3. HBase physical model
- Each column family is stored in a separate file on HDFS;
- Key and Version number have one copy in each column family;
- Null values will not be saved.
- HBase maintains a multi-level index for each value, namely: <key, column family, column name, timestamp>
- 1. All rows in the Table are arranged in dictionary order according to the row key;
- 2. Table is divided into multiple Regions in the row direction;
- 3. Regions are divided according to size. Each table starts with only one region. As the data increases, the region continues to increase. When it increases to a threshold, the region will be divided into two new regions, and then there will be More and more regions;
- 4. Region is the smallest unit of distributed storage and load balancing in HBase. Different Regions are distributed to different RegionServers;
- 5,
Region虽然是分布式存储的最小单元
, but it is not the smallest unit of storage (数据存储的最小单元是cell
).
- Region consists of one or more Stores, each store stores a column family;
- Each Store is composed of a memStore and 0 to more StoreFiles;
- memStore is stored in memory and StoreFile is stored on HDFS.
4. HBase basic architecture
HBase basic components
Client:
- Contains interfaces for accessing HBase and maintains cache to speed up access to HBase
Zookeeper:
- Ensure that there is only one master in the cluster at any time
- Store the addressing entries of all Regions
- Monitor the online and offline information of the Region server in real time. And notify the Master in real time
- Store HBase schema and table metadata
Master:
- Assign region to Region server
- Responsible for load balancing of Region server
- Discover the failed Region server and reallocate the regions on it
- Manage users’ operations of adding, deleting, modifying and checking tables
Region Server:
- Region server maintains regions and handles IO requests to these regions
- The Region server is responsible for splitting regions that become too large during operation.
Zookeeper role
HBase relies on ZooKeeper.
By default, HBase manages ZooKeeper instances. For example, starting or stopping ZooKeeper
Master and RegionServers will register with ZooKeeper when starting.

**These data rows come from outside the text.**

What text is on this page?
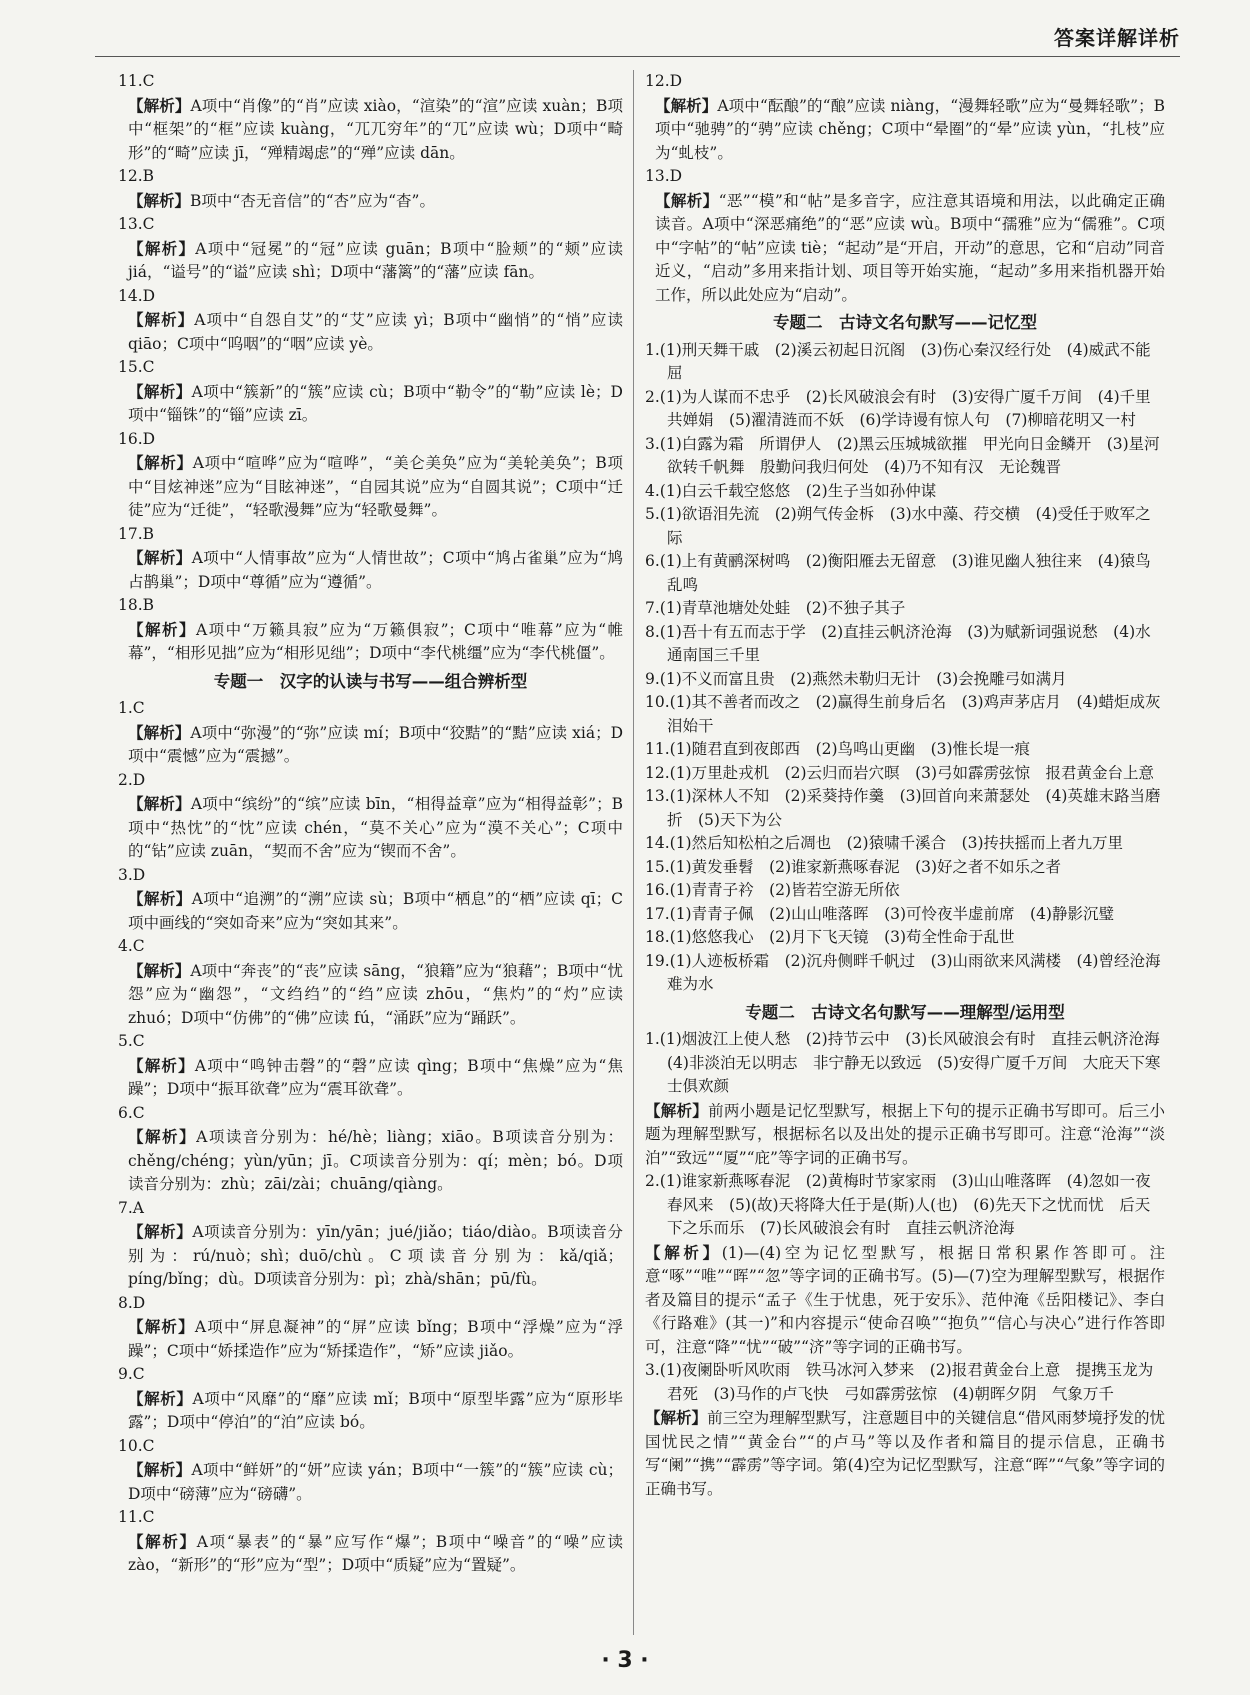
答案详解详析

11.C

【解析】A项中“肖像”的“肖”应读 xiào，“渲染”的“渲”应读 xuàn；B项中“框架”的“框”应读 kuàng，“兀兀穷年”的“兀”应读 wù；D项中“畸形”的“畸”应读 jī，“殚精竭虑”的“殚”应读 dān。

12.B

【解析】B项中“杏无音信”的“杏”应为“杳”。

13.C

【解析】A项中“冠冕”的“冠”应读 guān；B项中“脸颊”的“颊”应读 jiá，“谥号”的“谥”应读 shì；D项中“藩篱”的“藩”应读 fān。

14.D

【解析】A项中“自怨自艾”的“艾”应读 yì；B项中“幽悄”的“悄”应读 qiāo；C项中“呜咽”的“咽”应读 yè。

15.C

【解析】A项中“簇新”的“簇”应读 cù；B项中“勒令”的“勒”应读 lè；D项中“锱铢”的“锱”应读 zī。

16.D

【解析】A项中“喧哗”应为“喧哗”，“美仑美奂”应为“美轮美奂”；B项中“目炫神迷”应为“目眩神迷”，“自园其说”应为“自圆其说”；C项中“迁徒”应为“迁徙”，“轻歌漫舞”应为“轻歌曼舞”。

17.B

【解析】A项中“人情事故”应为“人情世故”；C项中“鸠占雀巢”应为“鸠占鹊巢”；D项中“尊循”应为“遵循”。

18.B

【解析】A项中“万籁具寂”应为“万籁俱寂”；C项中“唯幕”应为“帷幕”，“相形见拙”应为“相形见绌”；D项中“李代桃缰”应为“李代桃僵”。

专题一　汉字的认读与书写——组合辨析型

1.C

【解析】A项中“弥漫”的“弥”应读 mí；B项中“狡黠”的“黠”应读 xiá；D项中“震憾”应为“震撼”。

2.D

【解析】A项中“缤纷”的“缤”应读 bīn，“相得益章”应为“相得益彰”；B项中“热忱”的“忱”应读 chén，“莫不关心”应为“漠不关心”；C项中的“钻”应读 zuān，“契而不舍”应为“锲而不舍”。

3.D

【解析】A项中“追溯”的“溯”应读 sù；B项中“栖息”的“栖”应读 qī；C项中画线的“突如奇来”应为“突如其来”。

4.C

【解析】A项中“奔丧”的“丧”应读 sāng，“狼籍”应为“狼藉”；B项中“忧怨”应为“幽怨”，“文绉绉”的“绉”应读 zhōu，“焦灼”的“灼”应读 zhuó；D项中“仿佛”的“佛”应读 fú，“涌跃”应为“踊跃”。

5.C

【解析】A项中“鸣钟击磬”的“磬”应读 qìng；B项中“焦燥”应为“焦躁”；D项中“振耳欲聋”应为“震耳欲聋”。

6.C

【解析】A项读音分别为：hé/hè；liàng；xiāo。B项读音分别为：chěng/chéng；yùn/yūn；jī。C项读音分别为：qí；mèn；bó。D项读音分别为：zhù；zāi/zài；chuāng/qiàng。

7.A

【解析】A项读音分别为：yīn/yān；jué/jiǎo；tiáo/diào。B项读音分别为：rú/nuò；shì；duō/chù。C项读音分别为：kǎ/qiǎ；píng/bǐng；dù。D项读音分别为：pì；zhà/shān；pū/fù。

8.D

【解析】A项中“屏息凝神”的“屏”应读 bǐng；B项中“浮燥”应为“浮躁”；C项中“娇揉造作”应为“矫揉造作”，“矫”应读 jiǎo。

9.C

【解析】A项中“风靡”的“靡”应读 mǐ；B项中“原型毕露”应为“原形毕露”；D项中“停泊”的“泊”应读 bó。

10.C

【解析】A项中“鲜妍”的“妍”应读 yán；B项中“一簇”的“簇”应读 cù；D项中“磅薄”应为“磅礴”。

11.C

【解析】A项“暴表”的“暴”应写作“爆”；B项中“噪音”的“噪”应读 zào，“新形”的“形”应为“型”；D项中“质疑”应为“置疑”。

12.D

【解析】A项中“酝酿”的“酿”应读 niàng，“漫舞轻歌”应为“曼舞轻歌”；B项中“驰骋”的“骋”应读 chěng；C项中“晕圈”的“晕”应读 yùn，“扎枝”应为“虬枝”。

13.D

【解析】“恶”“模”和“帖”是多音字，应注意其语境和用法，以此确定正确读音。A项中“深恶痛绝”的“恶”应读 wù。B项中“孺雅”应为“儒雅”。C项中“字帖”的“帖”应读 tiè；“起动”是“开启，开动”的意思，它和“启动”同音近义，“启动”多用来指计划、项目等开始实施，“起动”多用来指机器开始工作，所以此处应为“启动”。

专题二　古诗文名句默写——记忆型

1.(1)刑天舞干戚　(2)溪云初起日沉阁　(3)伤心秦汉经行处　(4)威武不能屈

2.(1)为人谋而不忠乎　(2)长风破浪会有时　(3)安得广厦千万间　(4)千里共婵娟　(5)濯清涟而不妖　(6)学诗谩有惊人句　(7)柳暗花明又一村

3.(1)白露为霜　所谓伊人　(2)黑云压城城欲摧　甲光向日金鳞开　(3)星河欲转千帆舞　殷勤问我归何处　(4)乃不知有汉　无论魏晋

4.(1)白云千载空悠悠　(2)生子当如孙仲谋

5.(1)欲语泪先流　(2)朔气传金柝　(3)水中藻、荇交横　(4)受任于败军之际

6.(1)上有黄鹂深树鸣　(2)衡阳雁去无留意　(3)谁见幽人独往来　(4)猿鸟乱鸣

7.(1)青草池塘处处蛙　(2)不独子其子

8.(1)吾十有五而志于学　(2)直挂云帆济沧海　(3)为赋新词强说愁　(4)水通南国三千里

9.(1)不义而富且贵　(2)燕然未勒归无计　(3)会挽雕弓如满月

10.(1)其不善者而改之　(2)赢得生前身后名　(3)鸡声茅店月　(4)蜡炬成灰泪始干

11.(1)随君直到夜郎西　(2)鸟鸣山更幽　(3)惟长堤一痕

12.(1)万里赴戎机　(2)云归而岩穴暝　(3)弓如霹雳弦惊　报君黄金台上意

13.(1)深林人不知　(2)采葵持作羹　(3)回首向来萧瑟处　(4)英雄末路当磨折　(5)天下为公

14.(1)然后知松柏之后凋也　(2)猿啸千溪合　(3)抟扶摇而上者九万里

15.(1)黄发垂髫　(2)谁家新燕啄春泥　(3)好之者不如乐之者

16.(1)青青子衿　(2)皆若空游无所依

17.(1)青青子佩　(2)山山唯落晖　(3)可怜夜半虚前席　(4)静影沉璧

18.(1)悠悠我心　(2)月下飞天镜　(3)苟全性命于乱世

19.(1)人迹板桥霜　(2)沉舟侧畔千帆过　(3)山雨欲来风满楼　(4)曾经沧海难为水

专题二　古诗文名句默写——理解型/运用型

1.(1)烟波江上使人愁　(2)持节云中　(3)长风破浪会有时　直挂云帆济沧海　(4)非淡泊无以明志　非宁静无以致远　(5)安得广厦千万间　大庇天下寒士俱欢颜

【解析】前两小题是记忆型默写，根据上下句的提示正确书写即可。后三小题为理解型默写，根据标名以及出处的提示正确书写即可。注意“沧海”“淡泊”“致远”“厦”“庇”等字词的正确书写。

2.(1)谁家新燕啄春泥　(2)黄梅时节家家雨　(3)山山唯落晖　(4)忽如一夜春风来　(5)(故)天将降大任于是(斯)人(也)　(6)先天下之忧而忧　后天下之乐而乐　(7)长风破浪会有时　直挂云帆济沧海

【解析】(1)—(4)空为记忆型默写，根据日常积累作答即可。注意“啄”“唯”“晖”“忽”等字词的正确书写。(5)—(7)空为理解型默写，根据作者及篇目的提示“孟子《生于忧患，死于安乐》、范仲淹《岳阳楼记》、李白《行路难》(其一)”和内容提示“使命召唤”“抱负”“信心与决心”进行作答即可，注意“降”“忧”“破”“济”等字词的正确书写。

3.(1)夜阑卧听风吹雨　铁马冰河入梦来　(2)报君黄金台上意　提携玉龙为君死　(3)马作的卢飞快　弓如霹雳弦惊　(4)朝晖夕阴　气象万千

【解析】前三空为理解型默写，注意题目中的关键信息“借风雨梦境抒发的忧国忧民之情”“黄金台”“的卢马”等以及作者和篇目的提示信息，正确书写“阑”“携”“霹雳”等字词。第(4)空为记忆型默写，注意“晖”“气象”等字词的正确书写。

· 3 ·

The introduction of Zookeeper makes the Master no longer a single point of failure.
Write-Ahead-Log(WAL)
HBase fault tolerance
Master fault tolerance: Zookeeper reselects a new Master
- In the process without Master, data reading still proceeds as usual;
- In the process without a master, region segmentation, load balancing, etc. cannot be performed;
RegionServer fault tolerance: regularly reports heartbeats to Zookeeper, if no heartbeat occurs within a time
- Master redistributes the Region on the RegionServer to other RegionServers;
- The "write-ahead" log on the failed server is split by the main server and sent to the new RegionServer
Zookeeper fault tolerance: Zookeeper is a reliable service
- Generally, 3 or 5 Zookeeper instances are configured.
Region定位
: Looking for RegionServer -> (ZooKeeper, -ROOT-(single Region), .META., user table)
-ROOT-
- The table contains the list of regions where the .META. table is located. The table will only have one Region;
- The location of the -ROOT- table is recorded in Zookeeper.
.META.
- The table contains a list of all user space regions and the server address of the RegionServer.